Campanha “Eu Coopero com a Economia Local” busca estimular desenvolvimento econômico por meio do apoio aos empreendedores locais


Para reforçar a importância dos pequenos empreendedores e do cooperativismo como motores da economia brasileira, a Sicredi - instituição financeira cooperativa com mais de 4,5 milhões de associados e atuação em 22 estados e no Distrito Federal – levanta a bandeira da cooperação em um movimento para engajar as pessoas em prol da economia de sua região, com a campanha “Eu Coopero com a Economia Local”.
Por meio de iniciativas de comunicação e a aplicação de um selo que destaca empresas e consumidores engajados na causa, a Sicredi busca estimular o consumo e o desenvolvimento econômico local – o que está atrelado ao propósito da instituição desde sua fundação, em 1902.
A estratégia pretende impactar positivamente diversos públicos, desde pequenos comerciantes e produtores rurais, para que se sintam apoiados pela campanha; associados da Sicredi, para que contribuam com a divulgação das mensagens e aproveitem oportunidades de negócio que possam surgir com ela; e consumidores, para que se conscientizem sobre seu papel na movimentação da economia de suas regiões por meio de seu comportamento de consumo.

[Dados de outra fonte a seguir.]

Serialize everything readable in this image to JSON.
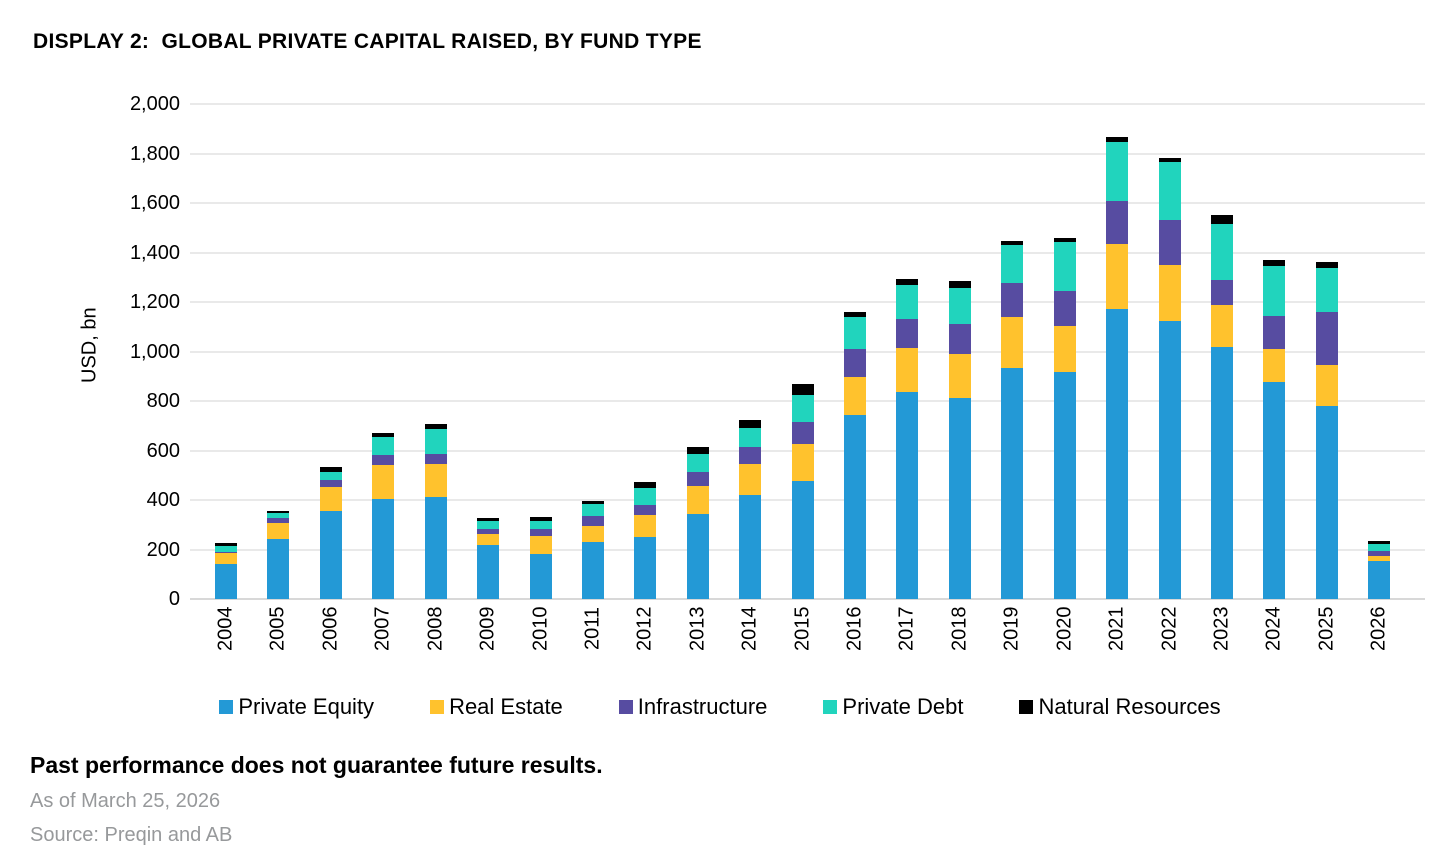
{
  "header": {
    "title": "DISPLAY 2:  GLOBAL PRIVATE CAPITAL RAISED, BY FUND TYPE"
  },
  "chart_data": {
    "type": "bar",
    "stacked": true,
    "title": "DISPLAY 2: GLOBAL PRIVATE CAPITAL RAISED, BY FUND TYPE",
    "xlabel": "",
    "ylabel": "USD, bn",
    "ylim": [
      0,
      2000
    ],
    "ytick_interval": 200,
    "ytick_labels": [
      "0",
      "200",
      "400",
      "600",
      "800",
      "1,000",
      "1,200",
      "1,400",
      "1,600",
      "1,800",
      "2,000"
    ],
    "grid": true,
    "legend_position": "bottom",
    "categories": [
      "2004",
      "2005",
      "2006",
      "2007",
      "2008",
      "2009",
      "2010",
      "2011",
      "2012",
      "2013",
      "2014",
      "2015",
      "2016",
      "2017",
      "2018",
      "2019",
      "2020",
      "2021",
      "2022",
      "2023",
      "2024",
      "2025",
      "2026"
    ],
    "series": [
      {
        "name": "Private Equity",
        "color": "#2399d6",
        "values": [
          140,
          242,
          354,
          405,
          414,
          217,
          180,
          230,
          250,
          343,
          421,
          475,
          744,
          837,
          814,
          933,
          918,
          1170,
          1125,
          1017,
          877,
          780,
          155
        ]
      },
      {
        "name": "Real Estate",
        "color": "#ffc22d",
        "values": [
          45,
          67,
          97,
          135,
          133,
          46,
          74,
          67,
          91,
          115,
          126,
          153,
          152,
          177,
          176,
          205,
          187,
          265,
          225,
          169,
          135,
          165,
          17
        ]
      },
      {
        "name": "Infrastructure",
        "color": "#574ca1",
        "values": [
          5,
          20,
          31,
          42,
          40,
          20,
          27,
          40,
          37,
          55,
          67,
          87,
          114,
          117,
          123,
          138,
          140,
          175,
          182,
          104,
          132,
          216,
          21
        ]
      },
      {
        "name": "Private Debt",
        "color": "#21d4bd",
        "values": [
          25,
          18,
          30,
          72,
          99,
          31,
          36,
          45,
          71,
          73,
          78,
          109,
          128,
          137,
          143,
          155,
          198,
          235,
          234,
          226,
          203,
          176,
          31
        ]
      },
      {
        "name": "Natural Resources",
        "color": "#000000",
        "values": [
          12,
          9,
          20,
          16,
          20,
          14,
          13,
          13,
          23,
          27,
          30,
          46,
          23,
          25,
          27,
          16,
          16,
          20,
          16,
          36,
          24,
          24,
          9
        ]
      }
    ]
  },
  "footer": {
    "disclaimer": "Past performance does not guarantee future results.",
    "as_of": "As of March 25, 2026",
    "source": "Source: Preqin and AB"
  }
}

A iniciativa também convida entidades e os meios de comunicação para se engajarem e fortalecer a propagação do movimento.
Um hotsite será criado para servir de fonte de informações sobre a iniciativa e ferramenta de apoio aos empreendedores locais. O espaço disponibilizará conteúdos em vídeo e e-books com dicas de como trabalhar os negócios nos meios digitais e uma plataforma de personificação de peças digitais de divulgação, além de acesso a outras ferramentas que podem auxiliar na gestão do empreendimento.

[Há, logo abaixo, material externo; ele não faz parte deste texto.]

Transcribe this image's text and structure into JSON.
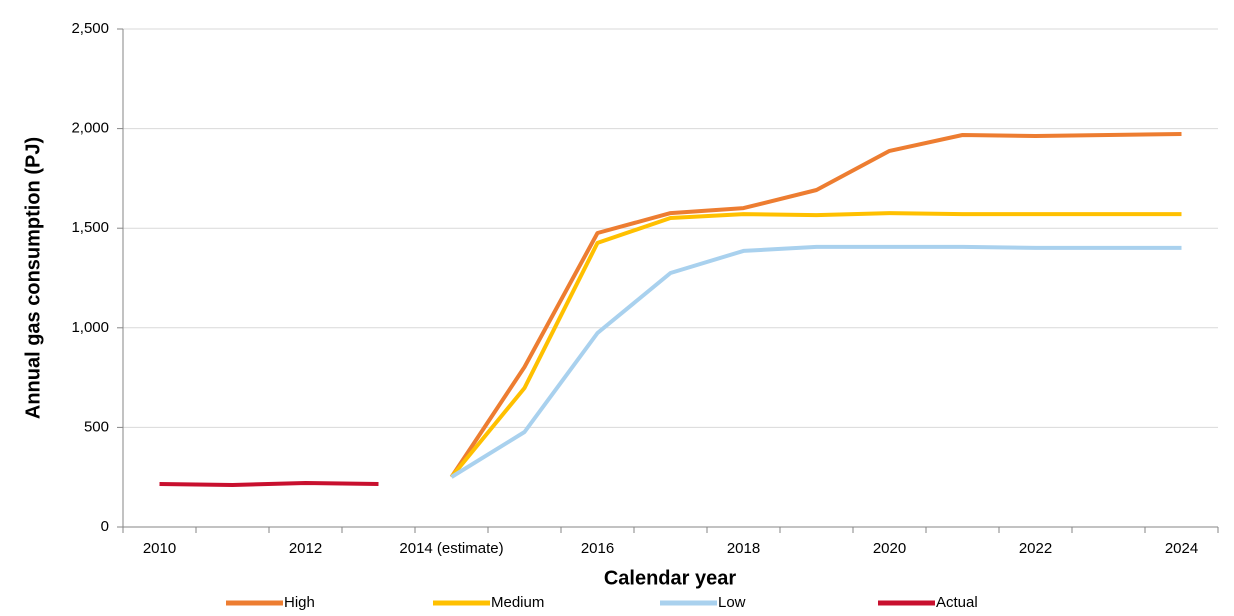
{
  "chart_data": {
    "type": "line",
    "x_label": "Calendar year",
    "y_label": "Annual gas consumption (PJ)",
    "categories": [
      "2010",
      null,
      "2012",
      null,
      "2014 (estimate)",
      null,
      "2016",
      null,
      "2018",
      null,
      "2020",
      null,
      "2022",
      null,
      "2024"
    ],
    "series": [
      {
        "name": "High",
        "color": "#ed7d31",
        "values": [
          null,
          null,
          null,
          null,
          251,
          803,
          1476,
          1576,
          1601,
          1692,
          1888,
          1968,
          1963,
          1968,
          1973
        ]
      },
      {
        "name": "Medium",
        "color": "#ffc000",
        "values": [
          null,
          null,
          null,
          null,
          251,
          698,
          1426,
          1551,
          1571,
          1566,
          1576,
          1571,
          1571,
          1571,
          1571
        ]
      },
      {
        "name": "Low",
        "color": "#a9d1ee",
        "values": [
          null,
          null,
          null,
          null,
          251,
          477,
          974,
          1275,
          1386,
          1406,
          1406,
          1406,
          1401,
          1401,
          1401
        ]
      },
      {
        "name": "Actual",
        "color": "#c8102e",
        "values": [
          216,
          211,
          221,
          216,
          null,
          null,
          null,
          null,
          null,
          null,
          null,
          null,
          null,
          null,
          null
        ]
      }
    ],
    "ylim": [
      0,
      2500
    ],
    "yticks": [
      0,
      500,
      {
        "value": 1000,
        "label": "1,000"
      },
      {
        "value": 1500,
        "label": "1,500"
      },
      {
        "value": 2000,
        "label": "2,000"
      },
      {
        "value": 2500,
        "label": "2,500"
      }
    ],
    "grid": true,
    "legend": "bottom"
  }
}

A prioridade de relacionamento com fornecedores locais é uma política da Sicredi por meio da atuação das suas 110 cooperativas de crédito. Só em 2019, foram mais de R$ 550 milhões injetados na economia, por meio de pagamentos a fornecedores locais pela instituição.
“A premissa da nossa atuação é fortalecer a economia das localidades, gerando um impacto que, quando somado, tem um efeito muito positivo na economia nacional.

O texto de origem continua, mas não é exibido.